Это было осенью 1910 г. Я жил тогда в Мюнхене на положении эмигранта, изучая экономические науки в университете и германское рабочее движение вне университета. Я знал, что в конце августа в Копенгагене должен собраться восьмой Международный социалистический конгресс. Мне очень хотелось собственными глазами посмотреть на мировой съезд социалистов, и я твердо решил попасть в Копенгаген. Но как? В кармане у меня лежало несколько корреспондентских карточек от русских газет и журналов, в которых я тогда сотрудничал, и это представляло известный выход из положения. Мобилизовав свои скромные денежные ресурсы, я отправился на конгресс в качестве журналиста. Перо еще раз выручило меня, как оно неоднократно выручало меня в жизни — до Копенгагена и после Копенгагена. Быстро проскочив Германию с юга на север, 27 августа днем я прибыл в датскую столицу и устроился в мансарде какой-то третьеразрядной гостиницы поблизости от вокзала.
Открытие конгресса состоялось на следующий день — в воскресенье, 28 августа.

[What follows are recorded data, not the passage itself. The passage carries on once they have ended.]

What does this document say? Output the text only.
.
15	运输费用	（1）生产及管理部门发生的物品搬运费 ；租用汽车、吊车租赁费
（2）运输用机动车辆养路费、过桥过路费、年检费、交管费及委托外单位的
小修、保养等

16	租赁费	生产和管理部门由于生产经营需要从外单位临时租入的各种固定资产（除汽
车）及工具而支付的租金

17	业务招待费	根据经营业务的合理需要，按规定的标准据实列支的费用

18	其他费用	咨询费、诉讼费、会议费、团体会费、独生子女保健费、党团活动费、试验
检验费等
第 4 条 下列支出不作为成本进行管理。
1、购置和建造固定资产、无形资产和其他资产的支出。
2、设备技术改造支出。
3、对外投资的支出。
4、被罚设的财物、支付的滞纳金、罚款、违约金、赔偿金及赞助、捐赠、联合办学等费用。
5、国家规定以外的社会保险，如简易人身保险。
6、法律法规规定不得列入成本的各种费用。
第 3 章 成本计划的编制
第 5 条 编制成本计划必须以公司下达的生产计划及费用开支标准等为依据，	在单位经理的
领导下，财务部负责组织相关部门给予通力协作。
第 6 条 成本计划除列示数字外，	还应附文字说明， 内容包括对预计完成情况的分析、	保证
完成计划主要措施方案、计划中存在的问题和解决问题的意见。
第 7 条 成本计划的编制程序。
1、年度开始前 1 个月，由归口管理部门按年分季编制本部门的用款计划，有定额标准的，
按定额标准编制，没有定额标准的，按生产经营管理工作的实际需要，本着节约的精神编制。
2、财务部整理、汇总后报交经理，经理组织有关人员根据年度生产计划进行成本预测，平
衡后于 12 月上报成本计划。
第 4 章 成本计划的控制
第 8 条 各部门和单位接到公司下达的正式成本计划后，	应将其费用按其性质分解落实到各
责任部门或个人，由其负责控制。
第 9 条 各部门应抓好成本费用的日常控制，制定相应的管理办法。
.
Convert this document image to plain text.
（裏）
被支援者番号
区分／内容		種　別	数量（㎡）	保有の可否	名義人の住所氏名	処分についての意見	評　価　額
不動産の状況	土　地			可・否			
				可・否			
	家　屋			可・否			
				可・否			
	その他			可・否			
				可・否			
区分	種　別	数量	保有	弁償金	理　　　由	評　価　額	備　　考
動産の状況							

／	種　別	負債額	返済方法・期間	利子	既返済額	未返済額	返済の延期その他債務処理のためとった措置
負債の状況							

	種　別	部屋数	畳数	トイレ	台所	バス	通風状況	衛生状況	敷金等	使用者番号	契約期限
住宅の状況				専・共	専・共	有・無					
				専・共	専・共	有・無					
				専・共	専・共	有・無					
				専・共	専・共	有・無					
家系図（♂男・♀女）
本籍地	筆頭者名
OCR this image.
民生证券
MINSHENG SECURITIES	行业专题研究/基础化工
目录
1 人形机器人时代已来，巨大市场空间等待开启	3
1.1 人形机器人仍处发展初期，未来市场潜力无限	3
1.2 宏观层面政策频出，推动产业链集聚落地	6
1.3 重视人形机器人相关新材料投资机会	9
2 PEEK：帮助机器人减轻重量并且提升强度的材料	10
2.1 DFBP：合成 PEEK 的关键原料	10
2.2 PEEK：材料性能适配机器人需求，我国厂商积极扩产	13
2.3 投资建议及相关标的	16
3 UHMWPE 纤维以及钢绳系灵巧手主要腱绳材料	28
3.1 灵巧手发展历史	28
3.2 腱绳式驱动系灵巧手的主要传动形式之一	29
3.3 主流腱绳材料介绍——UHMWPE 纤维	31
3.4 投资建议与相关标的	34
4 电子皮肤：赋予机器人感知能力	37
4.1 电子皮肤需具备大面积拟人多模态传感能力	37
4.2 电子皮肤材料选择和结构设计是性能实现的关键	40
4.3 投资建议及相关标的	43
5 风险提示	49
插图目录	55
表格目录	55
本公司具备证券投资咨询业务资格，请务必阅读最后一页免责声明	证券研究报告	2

Праздничный день должен был облегчить местным рабочим участие в массовой демонстрации, которой датская социал-демократия встречала товарищей из других стран. Для заседаний был отведен большой и красивый «Дворец концертов», стены которого теперь были украшены социалистическими лозунгами и плакатами. В обширном зале дворца собралось 900 делегатов и свыше сотни представителей печати. Просторные хоры ломились от публики.